1939'un sonunda hükümet, Amerikalılarla tazminat ödemesini görüşmek üzere görüşmelerde bulundu. Şirketlerin masaya koydukları ilk rakamlar Meksika için 32 milyon dolara yakın oldukları için kabul edilemezdi.

Sonraki aylarda konuşmalar devam etti. Azar azar, kamulaştırılan şirketlerin ön ödemeleri 14 milyon dolara indirildi.

Sonunda, anlaşma 1 Mayıs 1940'ta sona erdi. Amerikalılar, 3 yıl içinde ödenecek olan 8, 5 milyonu almayı kabul etti. Ayrıca, piyasa fiyatından daha düşük bir fiyatla 20 milyon varil alacaklar.

İkinci Dünya Savaşı

Tarihçiler arasında, II. Dünya Savaşı'nın baskısı olmadan ABD'nin kamulaştırmaya izin vermeyeceği konusunda bir fikir birliği vardır. Görüşteki savaşla Başkan Roosevelt, Meksika ile bir ittifak sürdürmeyi tercih etti.
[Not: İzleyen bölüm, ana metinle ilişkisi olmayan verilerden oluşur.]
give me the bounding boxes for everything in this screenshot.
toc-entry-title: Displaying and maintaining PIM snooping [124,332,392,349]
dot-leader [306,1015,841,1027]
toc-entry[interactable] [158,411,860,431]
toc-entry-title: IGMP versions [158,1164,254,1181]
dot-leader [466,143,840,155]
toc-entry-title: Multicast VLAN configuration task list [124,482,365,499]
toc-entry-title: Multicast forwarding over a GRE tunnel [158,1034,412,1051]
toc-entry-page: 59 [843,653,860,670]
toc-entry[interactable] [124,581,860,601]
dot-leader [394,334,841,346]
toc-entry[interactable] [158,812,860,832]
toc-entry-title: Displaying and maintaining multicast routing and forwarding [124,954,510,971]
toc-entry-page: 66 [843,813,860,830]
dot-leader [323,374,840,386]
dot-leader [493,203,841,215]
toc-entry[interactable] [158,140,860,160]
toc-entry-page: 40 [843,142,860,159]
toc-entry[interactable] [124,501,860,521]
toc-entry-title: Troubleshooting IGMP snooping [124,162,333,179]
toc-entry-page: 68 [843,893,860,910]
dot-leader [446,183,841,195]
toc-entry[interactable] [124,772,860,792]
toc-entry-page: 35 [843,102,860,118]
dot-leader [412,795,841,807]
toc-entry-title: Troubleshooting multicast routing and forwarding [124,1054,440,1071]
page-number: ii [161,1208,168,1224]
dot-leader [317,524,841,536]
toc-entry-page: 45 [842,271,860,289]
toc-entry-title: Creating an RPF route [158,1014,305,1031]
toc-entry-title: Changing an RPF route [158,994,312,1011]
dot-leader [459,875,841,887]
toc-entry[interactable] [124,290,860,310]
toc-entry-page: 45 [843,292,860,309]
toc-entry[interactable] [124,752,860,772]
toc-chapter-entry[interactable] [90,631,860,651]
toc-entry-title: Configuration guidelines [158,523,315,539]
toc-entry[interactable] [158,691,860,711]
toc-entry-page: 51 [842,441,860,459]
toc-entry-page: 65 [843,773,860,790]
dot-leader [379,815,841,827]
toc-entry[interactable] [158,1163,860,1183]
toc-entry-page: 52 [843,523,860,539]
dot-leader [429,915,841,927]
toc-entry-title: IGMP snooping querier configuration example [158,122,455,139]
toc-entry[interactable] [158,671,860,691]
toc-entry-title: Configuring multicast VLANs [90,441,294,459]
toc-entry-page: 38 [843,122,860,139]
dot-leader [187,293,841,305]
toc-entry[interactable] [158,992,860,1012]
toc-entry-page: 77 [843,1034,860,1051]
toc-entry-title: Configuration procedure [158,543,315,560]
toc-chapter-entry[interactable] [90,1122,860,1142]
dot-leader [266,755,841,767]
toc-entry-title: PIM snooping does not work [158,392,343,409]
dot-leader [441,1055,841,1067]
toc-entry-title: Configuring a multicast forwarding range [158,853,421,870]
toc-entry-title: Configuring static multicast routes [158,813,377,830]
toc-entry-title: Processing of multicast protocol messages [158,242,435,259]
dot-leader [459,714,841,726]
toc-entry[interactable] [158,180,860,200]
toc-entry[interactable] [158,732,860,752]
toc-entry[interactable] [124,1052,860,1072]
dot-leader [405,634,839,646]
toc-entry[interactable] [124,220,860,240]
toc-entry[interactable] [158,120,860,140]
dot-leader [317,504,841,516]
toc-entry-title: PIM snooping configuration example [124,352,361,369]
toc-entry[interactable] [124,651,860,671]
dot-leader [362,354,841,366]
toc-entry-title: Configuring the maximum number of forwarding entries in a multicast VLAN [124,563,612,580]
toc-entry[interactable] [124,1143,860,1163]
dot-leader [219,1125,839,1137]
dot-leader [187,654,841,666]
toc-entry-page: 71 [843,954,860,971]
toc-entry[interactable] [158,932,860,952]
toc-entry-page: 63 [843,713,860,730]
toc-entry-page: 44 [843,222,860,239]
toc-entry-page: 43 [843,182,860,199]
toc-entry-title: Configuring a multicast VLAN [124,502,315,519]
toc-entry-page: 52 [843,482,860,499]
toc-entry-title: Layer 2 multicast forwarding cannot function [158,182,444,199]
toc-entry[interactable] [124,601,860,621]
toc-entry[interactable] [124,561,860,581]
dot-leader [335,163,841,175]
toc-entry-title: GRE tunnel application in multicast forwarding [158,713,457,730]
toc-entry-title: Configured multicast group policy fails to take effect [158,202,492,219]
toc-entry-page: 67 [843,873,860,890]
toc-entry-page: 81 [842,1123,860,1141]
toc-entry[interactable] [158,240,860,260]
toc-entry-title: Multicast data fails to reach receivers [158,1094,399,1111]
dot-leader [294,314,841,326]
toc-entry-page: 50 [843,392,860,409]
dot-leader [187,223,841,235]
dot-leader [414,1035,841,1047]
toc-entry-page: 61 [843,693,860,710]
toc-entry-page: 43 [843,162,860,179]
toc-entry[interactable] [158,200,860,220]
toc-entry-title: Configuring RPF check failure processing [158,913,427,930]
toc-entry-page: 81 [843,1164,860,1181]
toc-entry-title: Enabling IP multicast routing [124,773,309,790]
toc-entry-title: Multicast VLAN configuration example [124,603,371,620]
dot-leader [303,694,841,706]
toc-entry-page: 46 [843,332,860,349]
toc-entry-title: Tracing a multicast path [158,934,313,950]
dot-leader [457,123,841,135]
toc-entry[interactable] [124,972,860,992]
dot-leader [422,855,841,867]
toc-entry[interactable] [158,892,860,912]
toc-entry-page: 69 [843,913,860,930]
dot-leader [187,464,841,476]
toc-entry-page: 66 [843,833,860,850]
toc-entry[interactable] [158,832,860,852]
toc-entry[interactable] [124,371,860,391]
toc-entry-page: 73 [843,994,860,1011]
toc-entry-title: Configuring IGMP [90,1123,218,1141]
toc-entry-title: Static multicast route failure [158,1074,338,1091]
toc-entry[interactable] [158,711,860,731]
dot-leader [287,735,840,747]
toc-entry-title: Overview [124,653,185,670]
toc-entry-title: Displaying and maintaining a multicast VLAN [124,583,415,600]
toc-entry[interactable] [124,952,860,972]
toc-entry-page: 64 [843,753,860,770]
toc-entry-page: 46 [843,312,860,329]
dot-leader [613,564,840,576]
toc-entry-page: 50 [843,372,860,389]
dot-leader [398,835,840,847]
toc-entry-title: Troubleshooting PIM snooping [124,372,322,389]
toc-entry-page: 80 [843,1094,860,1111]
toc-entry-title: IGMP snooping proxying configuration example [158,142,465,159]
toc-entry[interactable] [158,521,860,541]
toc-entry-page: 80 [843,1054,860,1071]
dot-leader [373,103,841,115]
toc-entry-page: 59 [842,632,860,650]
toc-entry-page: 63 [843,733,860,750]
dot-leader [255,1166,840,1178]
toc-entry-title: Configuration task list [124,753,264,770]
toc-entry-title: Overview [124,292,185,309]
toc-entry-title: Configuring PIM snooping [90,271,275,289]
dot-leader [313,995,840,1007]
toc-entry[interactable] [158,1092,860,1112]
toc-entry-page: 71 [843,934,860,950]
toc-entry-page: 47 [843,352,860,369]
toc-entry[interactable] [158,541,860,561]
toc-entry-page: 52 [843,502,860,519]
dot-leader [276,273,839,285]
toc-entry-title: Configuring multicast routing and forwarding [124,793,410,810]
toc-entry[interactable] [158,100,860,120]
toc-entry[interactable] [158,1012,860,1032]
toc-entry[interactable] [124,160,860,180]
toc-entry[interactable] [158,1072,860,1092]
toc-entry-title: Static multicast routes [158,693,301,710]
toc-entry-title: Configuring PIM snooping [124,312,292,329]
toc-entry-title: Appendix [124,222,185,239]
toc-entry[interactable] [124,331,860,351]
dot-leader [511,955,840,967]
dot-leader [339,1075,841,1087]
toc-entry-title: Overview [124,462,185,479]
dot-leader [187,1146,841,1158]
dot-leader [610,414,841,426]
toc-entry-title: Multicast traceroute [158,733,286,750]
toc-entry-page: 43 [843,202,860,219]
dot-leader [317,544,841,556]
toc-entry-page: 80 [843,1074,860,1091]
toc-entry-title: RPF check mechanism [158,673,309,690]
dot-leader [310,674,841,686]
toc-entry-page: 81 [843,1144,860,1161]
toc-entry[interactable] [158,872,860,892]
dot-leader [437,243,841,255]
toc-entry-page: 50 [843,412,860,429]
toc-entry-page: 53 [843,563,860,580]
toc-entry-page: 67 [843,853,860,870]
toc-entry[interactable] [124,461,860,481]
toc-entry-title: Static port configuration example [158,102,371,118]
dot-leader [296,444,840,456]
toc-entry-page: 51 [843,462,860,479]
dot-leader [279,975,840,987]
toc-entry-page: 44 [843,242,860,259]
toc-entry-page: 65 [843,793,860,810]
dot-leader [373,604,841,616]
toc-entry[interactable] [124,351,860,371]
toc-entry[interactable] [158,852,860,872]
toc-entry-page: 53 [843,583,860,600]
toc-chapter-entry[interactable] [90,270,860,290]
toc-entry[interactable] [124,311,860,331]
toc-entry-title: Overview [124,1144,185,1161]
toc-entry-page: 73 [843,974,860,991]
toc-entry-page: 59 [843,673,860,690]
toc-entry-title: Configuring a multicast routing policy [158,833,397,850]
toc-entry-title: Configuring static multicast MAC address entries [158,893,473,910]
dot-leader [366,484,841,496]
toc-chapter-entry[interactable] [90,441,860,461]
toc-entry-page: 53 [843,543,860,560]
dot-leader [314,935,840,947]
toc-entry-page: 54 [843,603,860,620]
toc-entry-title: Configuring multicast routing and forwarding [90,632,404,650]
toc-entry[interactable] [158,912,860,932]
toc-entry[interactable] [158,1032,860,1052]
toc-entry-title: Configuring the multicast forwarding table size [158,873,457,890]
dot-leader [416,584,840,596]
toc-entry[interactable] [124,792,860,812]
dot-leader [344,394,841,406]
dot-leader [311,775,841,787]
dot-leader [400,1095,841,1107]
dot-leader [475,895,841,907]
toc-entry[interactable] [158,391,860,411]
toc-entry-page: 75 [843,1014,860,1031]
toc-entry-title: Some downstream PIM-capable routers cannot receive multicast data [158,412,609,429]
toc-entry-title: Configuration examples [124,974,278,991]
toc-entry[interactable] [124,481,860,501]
Bir süre, boykot, Meksika petrol tankerlerinin alıcılarını 1937'ye kadar sürecek bir şey olan Japonya ve Almanya'ya yönlendirdi. Ancak müttefikler, kısmen Cardenas ve Roosevelt arasındaki iyi ilişki nedeniyle 1941'de ambargoyu kaldırdı.

Petrol, aynı zamanda Meksika'nın II. Dünya Savaşı'na girmesinin nedeni oldu. Bu, iki petrol tankeri Alman denizaltıları tarafından batırıldığı zaman oldu.